5 Replies Latest reply on Dec 8, 2011 8:09 AM by antzrhere

    finding median in array

      Finding median in an array so which sorting algorithm is suitable

      Given an Unsorted Array , I want to find out median of array without sorting an array or partially sorting an array  with minimum possible complexity using Opencl .Should I use Parallel bubble sort and partially sort the array to get median or any other method.Plz suggest me as early as possible.:):):)

        • finding median in array

          array is of around 500000 elements....

            • finding median in array

              Intuitively it would surprise me if there is a way to do this without extracting all the information you would require from a sort. You need the data conceptually ordered and the only way to get that order may be to sort. Rather than implement your own algorithm I would think that the best thing would be to use a fast sort and then extract from that data set. 

            • finding median in array

              You are looking for an algorithm called "median of medians", there is an article in Wikipedia. I'm not aware of any GPU-accelerated implementations, unfortunately. If you can afford to copy the array to the host, C++ STL algorithm "nth_element" will locate the median in O(N) time.

                • finding median in array

                  To find a *good approximation* of a median you could do it this way:


                  run through all values once (0-500000) and get the minimum and maximum value (range if your data).

                  Now use a 1D array (size 'n'  - I'll explain size later) where the first element represents the min value and the last element represents the max value. zero all elements.

                  Run through all the values again (0-500000) and increment the array element that the value falls within.

                  i.e.
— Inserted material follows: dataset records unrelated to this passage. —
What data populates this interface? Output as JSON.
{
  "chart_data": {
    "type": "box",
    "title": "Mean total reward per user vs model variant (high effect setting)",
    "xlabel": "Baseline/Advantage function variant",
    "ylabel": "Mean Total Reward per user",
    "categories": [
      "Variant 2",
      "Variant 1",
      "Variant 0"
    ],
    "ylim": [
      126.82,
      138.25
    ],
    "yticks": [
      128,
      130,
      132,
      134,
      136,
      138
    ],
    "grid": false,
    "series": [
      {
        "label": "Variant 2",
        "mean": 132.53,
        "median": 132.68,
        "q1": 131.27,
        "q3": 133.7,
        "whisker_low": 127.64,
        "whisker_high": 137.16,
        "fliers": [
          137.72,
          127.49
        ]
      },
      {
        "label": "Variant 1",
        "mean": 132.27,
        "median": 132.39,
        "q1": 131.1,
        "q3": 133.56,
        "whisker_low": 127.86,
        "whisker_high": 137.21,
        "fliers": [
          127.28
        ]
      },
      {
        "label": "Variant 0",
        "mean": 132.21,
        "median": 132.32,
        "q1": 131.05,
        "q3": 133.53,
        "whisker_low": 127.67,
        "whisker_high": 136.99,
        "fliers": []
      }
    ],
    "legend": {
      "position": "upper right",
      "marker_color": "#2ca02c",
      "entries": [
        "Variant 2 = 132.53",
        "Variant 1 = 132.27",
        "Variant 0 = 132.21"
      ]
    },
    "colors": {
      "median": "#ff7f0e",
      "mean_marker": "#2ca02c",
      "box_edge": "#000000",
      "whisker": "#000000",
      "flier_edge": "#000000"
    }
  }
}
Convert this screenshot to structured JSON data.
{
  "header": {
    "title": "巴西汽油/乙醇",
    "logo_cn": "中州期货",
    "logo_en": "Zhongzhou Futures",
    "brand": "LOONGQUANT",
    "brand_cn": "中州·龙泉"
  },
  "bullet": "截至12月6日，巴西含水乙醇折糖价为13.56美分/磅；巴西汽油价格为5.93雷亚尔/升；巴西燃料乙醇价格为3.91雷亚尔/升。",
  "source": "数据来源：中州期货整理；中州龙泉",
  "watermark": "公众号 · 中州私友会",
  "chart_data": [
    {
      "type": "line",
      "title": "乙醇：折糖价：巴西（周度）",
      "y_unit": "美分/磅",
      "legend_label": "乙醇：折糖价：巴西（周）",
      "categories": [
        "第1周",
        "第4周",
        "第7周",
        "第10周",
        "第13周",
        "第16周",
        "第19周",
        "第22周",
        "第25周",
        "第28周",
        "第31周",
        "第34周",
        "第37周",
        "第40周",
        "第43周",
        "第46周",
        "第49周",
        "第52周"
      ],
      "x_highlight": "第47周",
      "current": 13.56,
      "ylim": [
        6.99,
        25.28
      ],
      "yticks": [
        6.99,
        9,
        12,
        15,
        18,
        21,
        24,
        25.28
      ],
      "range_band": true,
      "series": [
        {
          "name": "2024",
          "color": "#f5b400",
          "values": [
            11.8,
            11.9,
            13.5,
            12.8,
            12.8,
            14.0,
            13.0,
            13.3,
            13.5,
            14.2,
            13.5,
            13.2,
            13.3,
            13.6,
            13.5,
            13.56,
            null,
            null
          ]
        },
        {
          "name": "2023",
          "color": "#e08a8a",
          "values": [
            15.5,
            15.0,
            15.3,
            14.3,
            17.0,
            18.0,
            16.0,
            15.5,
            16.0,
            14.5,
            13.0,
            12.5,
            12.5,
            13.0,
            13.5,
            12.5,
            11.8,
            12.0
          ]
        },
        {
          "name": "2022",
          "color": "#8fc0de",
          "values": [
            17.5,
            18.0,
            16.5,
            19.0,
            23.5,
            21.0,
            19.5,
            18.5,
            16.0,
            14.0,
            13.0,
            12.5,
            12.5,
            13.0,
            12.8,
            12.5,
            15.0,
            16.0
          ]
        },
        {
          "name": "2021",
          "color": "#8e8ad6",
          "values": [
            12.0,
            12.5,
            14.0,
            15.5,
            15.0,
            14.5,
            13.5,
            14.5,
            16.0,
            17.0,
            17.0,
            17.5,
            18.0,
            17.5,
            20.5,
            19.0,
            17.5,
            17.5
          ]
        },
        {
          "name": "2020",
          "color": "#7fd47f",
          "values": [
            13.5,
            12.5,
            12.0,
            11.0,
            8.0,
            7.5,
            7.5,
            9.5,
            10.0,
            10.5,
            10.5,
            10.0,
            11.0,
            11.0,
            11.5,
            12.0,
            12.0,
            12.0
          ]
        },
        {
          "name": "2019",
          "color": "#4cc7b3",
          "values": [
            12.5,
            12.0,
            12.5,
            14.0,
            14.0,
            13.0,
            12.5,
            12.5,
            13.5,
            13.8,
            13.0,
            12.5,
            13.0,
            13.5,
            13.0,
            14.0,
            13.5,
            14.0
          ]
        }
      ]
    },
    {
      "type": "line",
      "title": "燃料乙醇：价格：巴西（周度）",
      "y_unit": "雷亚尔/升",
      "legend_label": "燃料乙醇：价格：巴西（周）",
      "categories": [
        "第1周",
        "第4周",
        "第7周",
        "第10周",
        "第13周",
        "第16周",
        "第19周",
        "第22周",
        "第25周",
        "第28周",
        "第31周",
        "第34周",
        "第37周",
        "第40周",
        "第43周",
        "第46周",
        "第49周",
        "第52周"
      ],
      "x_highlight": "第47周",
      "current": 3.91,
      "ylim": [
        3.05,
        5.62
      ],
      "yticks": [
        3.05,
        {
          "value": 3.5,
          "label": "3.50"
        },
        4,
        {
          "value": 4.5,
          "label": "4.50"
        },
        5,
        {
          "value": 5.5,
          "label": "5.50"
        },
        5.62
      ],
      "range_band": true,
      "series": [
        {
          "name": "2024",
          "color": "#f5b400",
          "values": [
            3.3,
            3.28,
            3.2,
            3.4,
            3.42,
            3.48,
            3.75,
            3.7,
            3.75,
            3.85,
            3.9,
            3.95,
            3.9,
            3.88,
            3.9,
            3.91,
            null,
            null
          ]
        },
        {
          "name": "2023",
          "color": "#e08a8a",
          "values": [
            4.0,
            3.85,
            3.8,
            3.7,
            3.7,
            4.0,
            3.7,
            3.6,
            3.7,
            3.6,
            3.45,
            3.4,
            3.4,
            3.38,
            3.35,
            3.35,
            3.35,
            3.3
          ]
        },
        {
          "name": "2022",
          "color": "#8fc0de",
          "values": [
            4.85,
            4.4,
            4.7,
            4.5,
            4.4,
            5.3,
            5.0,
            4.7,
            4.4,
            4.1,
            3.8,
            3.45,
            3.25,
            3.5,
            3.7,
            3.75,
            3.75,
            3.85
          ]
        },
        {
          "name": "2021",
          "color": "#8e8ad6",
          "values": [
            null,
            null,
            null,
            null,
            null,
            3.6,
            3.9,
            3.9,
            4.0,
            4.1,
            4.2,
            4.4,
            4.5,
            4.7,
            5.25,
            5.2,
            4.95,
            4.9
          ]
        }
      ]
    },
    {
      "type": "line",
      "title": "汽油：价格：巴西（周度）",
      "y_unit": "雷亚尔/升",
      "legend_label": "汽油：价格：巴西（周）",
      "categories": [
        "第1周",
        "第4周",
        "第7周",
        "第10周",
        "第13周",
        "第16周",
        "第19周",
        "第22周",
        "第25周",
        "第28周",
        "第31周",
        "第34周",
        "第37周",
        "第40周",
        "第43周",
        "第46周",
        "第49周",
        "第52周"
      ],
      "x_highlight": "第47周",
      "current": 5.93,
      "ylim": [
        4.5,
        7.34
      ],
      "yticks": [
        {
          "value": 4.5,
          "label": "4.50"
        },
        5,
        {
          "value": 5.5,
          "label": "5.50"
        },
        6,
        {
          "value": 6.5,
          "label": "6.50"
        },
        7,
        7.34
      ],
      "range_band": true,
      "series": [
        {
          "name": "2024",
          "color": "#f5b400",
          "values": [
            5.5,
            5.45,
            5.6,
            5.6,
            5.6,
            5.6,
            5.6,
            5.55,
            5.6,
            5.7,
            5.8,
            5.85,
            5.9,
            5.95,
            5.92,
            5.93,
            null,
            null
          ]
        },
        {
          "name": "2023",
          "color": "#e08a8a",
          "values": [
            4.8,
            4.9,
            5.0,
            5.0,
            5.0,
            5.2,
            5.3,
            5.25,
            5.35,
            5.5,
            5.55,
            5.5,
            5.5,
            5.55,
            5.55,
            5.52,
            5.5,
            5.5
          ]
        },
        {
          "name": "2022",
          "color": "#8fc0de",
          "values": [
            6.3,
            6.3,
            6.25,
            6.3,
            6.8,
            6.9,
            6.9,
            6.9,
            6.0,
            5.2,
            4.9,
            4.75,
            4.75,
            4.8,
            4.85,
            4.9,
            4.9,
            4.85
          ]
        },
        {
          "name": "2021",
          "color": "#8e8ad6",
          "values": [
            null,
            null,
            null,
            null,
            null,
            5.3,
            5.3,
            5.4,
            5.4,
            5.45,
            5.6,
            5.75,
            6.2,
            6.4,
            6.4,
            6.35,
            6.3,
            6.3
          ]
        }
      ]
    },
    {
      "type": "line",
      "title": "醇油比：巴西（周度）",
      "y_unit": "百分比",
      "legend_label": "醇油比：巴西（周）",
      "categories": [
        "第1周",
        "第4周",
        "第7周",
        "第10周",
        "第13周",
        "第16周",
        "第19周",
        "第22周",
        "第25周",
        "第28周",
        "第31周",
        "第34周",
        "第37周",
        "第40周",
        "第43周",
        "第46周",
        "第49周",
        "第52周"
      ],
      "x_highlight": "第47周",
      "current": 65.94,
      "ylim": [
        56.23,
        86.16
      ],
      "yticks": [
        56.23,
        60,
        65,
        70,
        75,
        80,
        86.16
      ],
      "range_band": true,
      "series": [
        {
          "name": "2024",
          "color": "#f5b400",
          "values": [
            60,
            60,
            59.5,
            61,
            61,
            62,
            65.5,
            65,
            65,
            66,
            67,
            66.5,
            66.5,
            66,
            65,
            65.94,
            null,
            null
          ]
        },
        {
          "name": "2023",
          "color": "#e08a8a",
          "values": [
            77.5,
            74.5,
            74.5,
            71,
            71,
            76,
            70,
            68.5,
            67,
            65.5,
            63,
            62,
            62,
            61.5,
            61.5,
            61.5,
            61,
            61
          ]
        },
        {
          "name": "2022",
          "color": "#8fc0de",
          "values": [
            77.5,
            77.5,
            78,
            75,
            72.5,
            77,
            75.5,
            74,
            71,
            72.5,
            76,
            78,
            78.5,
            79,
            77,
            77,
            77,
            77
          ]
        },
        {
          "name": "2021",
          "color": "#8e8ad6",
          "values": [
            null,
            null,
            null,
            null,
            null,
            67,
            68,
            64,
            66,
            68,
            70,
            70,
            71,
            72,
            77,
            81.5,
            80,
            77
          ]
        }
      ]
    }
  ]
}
Array[ ((value-minvalue) / (minvalue-maxvalue+epsilon)) * arraysize]++;

                  (This can be easily optimised to get rid of division and other ALU).

                  Now read through Array[] (0-'n'), adding up the values as you go along UNTIL you reach 500000/2. This is the region of space where your median is located. To improve things a little bit you could interpolinate between adjacent array values  when you reach the median.


                  Concerning what array size to use, the larger the array size, the better likelyhood that the calculated median is closer to the actual median (improved resolution). Essentially your just defining a range where the median is located somewhere within. To improve the accuracy (make the range smaller) increase the array size. Of course if your data sample has a very large range, but most values are clustured very close together then you will need a large array size to getter approximation of the median.


                  ..you can also use this to estimate lower and upper quartile by this method.